Building a Reputation, One Yurt at a Time

For the past several weeks, every time I’ve driven up Olio Road to 116th Street I have noticed a sign advertising “Great American Yurts.” Tonight my curiosity got the best of me, and I googled the aforementioned business. I found out that Great American Yurts (the federal bureaucrat in me screams to reduce the business name to its logical acronym, but the kind neighbor in me is resisting the urge) is actually the fastest growing Yurt manufacturer in the United States!

Evidently, Yurts are sort of round tent-like structures based on the homes of nomadic types in Siberia and Mongolia and whatnot.

I was interested to note that from August 4-20 you can rent a Yurt to live in for the 35th Pennsic War, sponsored by the Society for Creative Anachronism. I am not making this up.

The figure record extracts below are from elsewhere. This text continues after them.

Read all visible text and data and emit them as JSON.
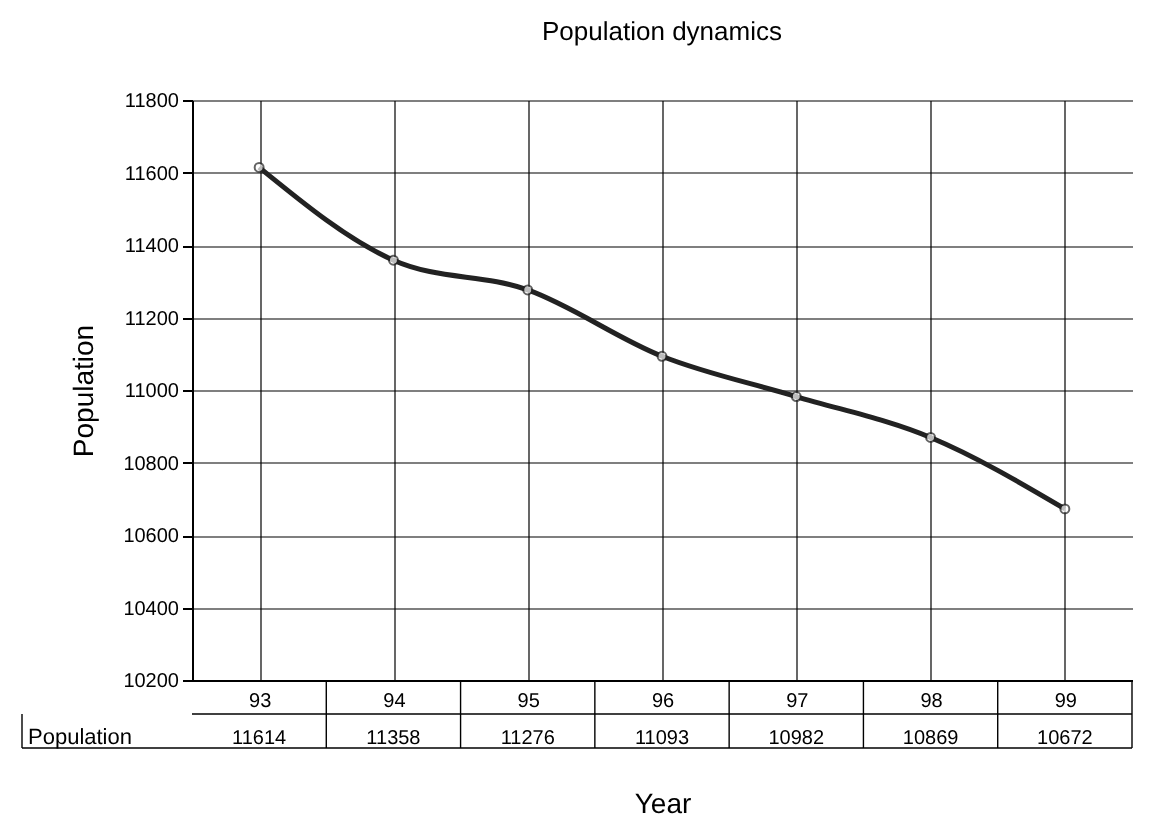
{
  "chart_data": {
    "type": "line",
    "title": "Population dynamics",
    "xlabel": "Year",
    "ylabel": "Population",
    "categories": [
      "93",
      "94",
      "95",
      "96",
      "97",
      "98",
      "99"
    ],
    "series": [
      {
        "name": "Population",
        "color": "#222222",
        "values": [
          11614,
          11358,
          11276,
          11093,
          10982,
          10869,
          10672
        ]
      }
    ],
    "ylim": [
      10200,
      11800
    ],
    "yticks": [
      10200,
      10400,
      10600,
      10800,
      11000,
      11200,
      11400,
      11600,
      11800
    ],
    "grid": true,
    "marker": "circle",
    "line_style": "solid",
    "data_labels": true,
    "legend": false
  }
}
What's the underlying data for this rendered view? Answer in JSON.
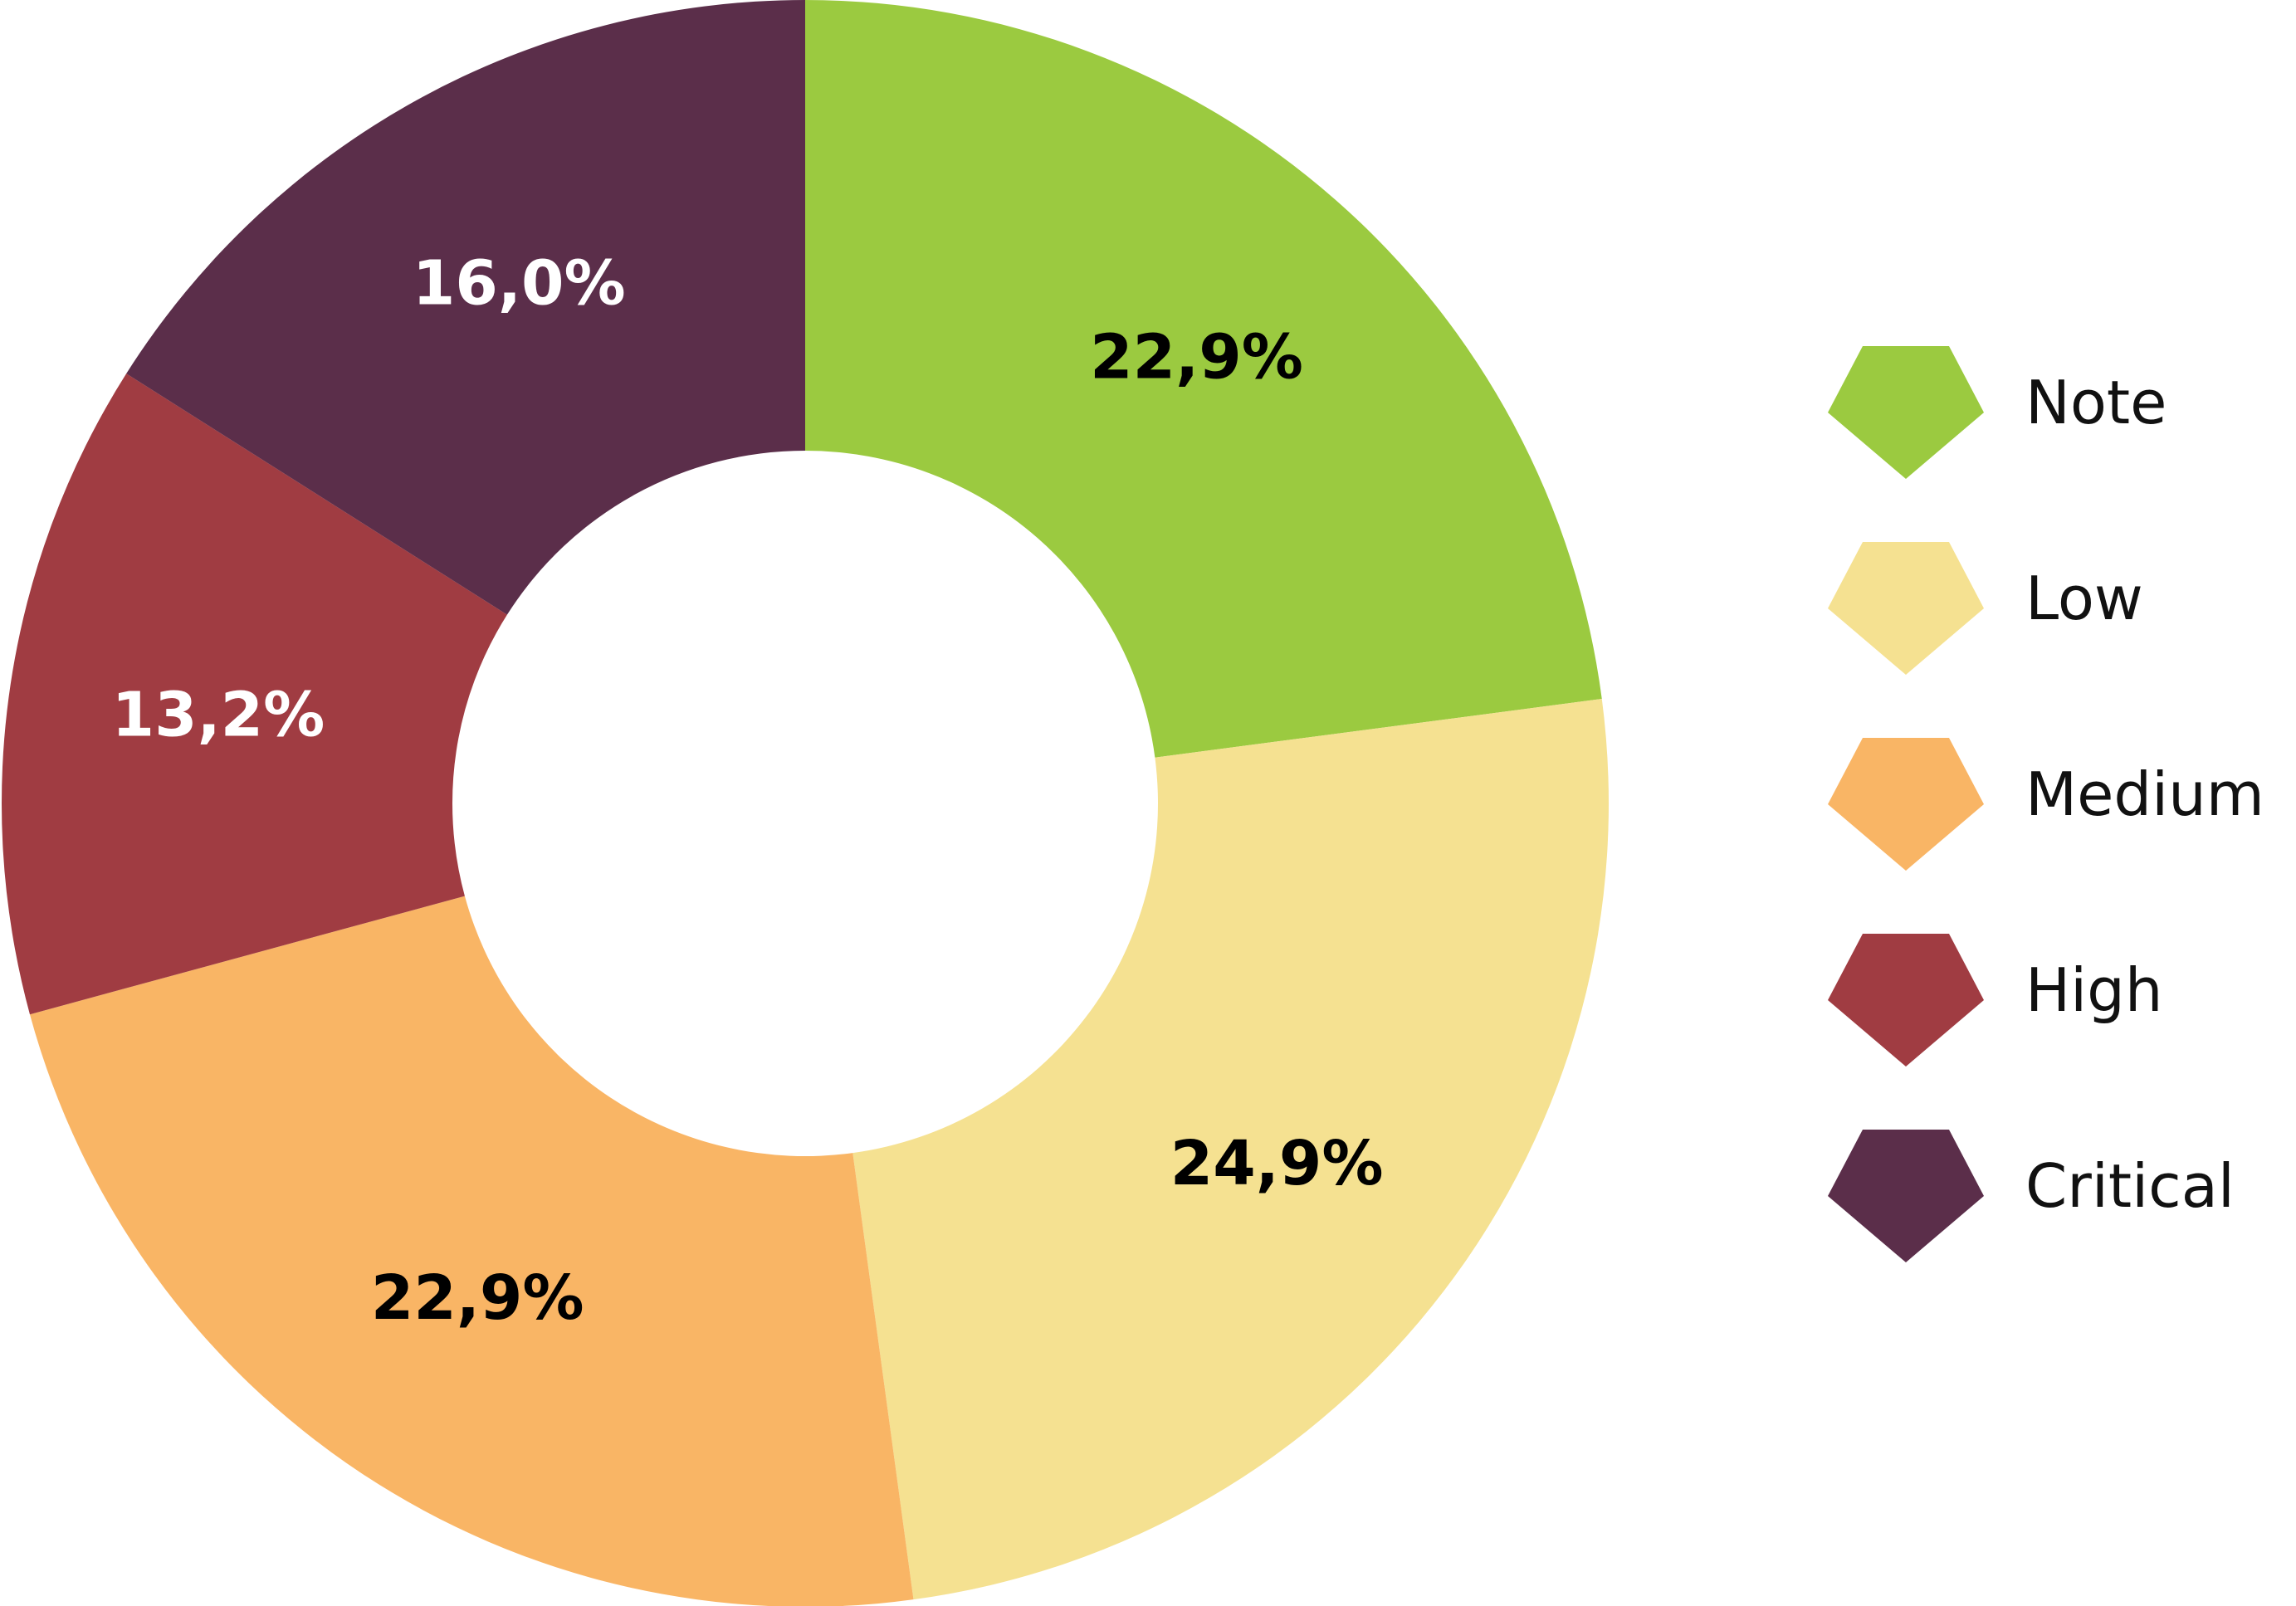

For those of you who are getting excited about Yurts, be forewarned that these are not low budget purchases. Your basic Yurt will set you back around 3000 Frosties, and you can count on spending another couple of hundred Junior Bacon Cheeseburgers on accessories. Still, for someone, for example, who is looking to set up housekeeping on his/her own, it might be more feasible to buy a nice Yurt to set up in your parents’ back yard than to buy a house.

Are you pondering what I’m pondering? YES! I will buy a field and rent out spaces for a Yurt village – sort of an upscale/hippy alternative to a trailer park! Brilliant!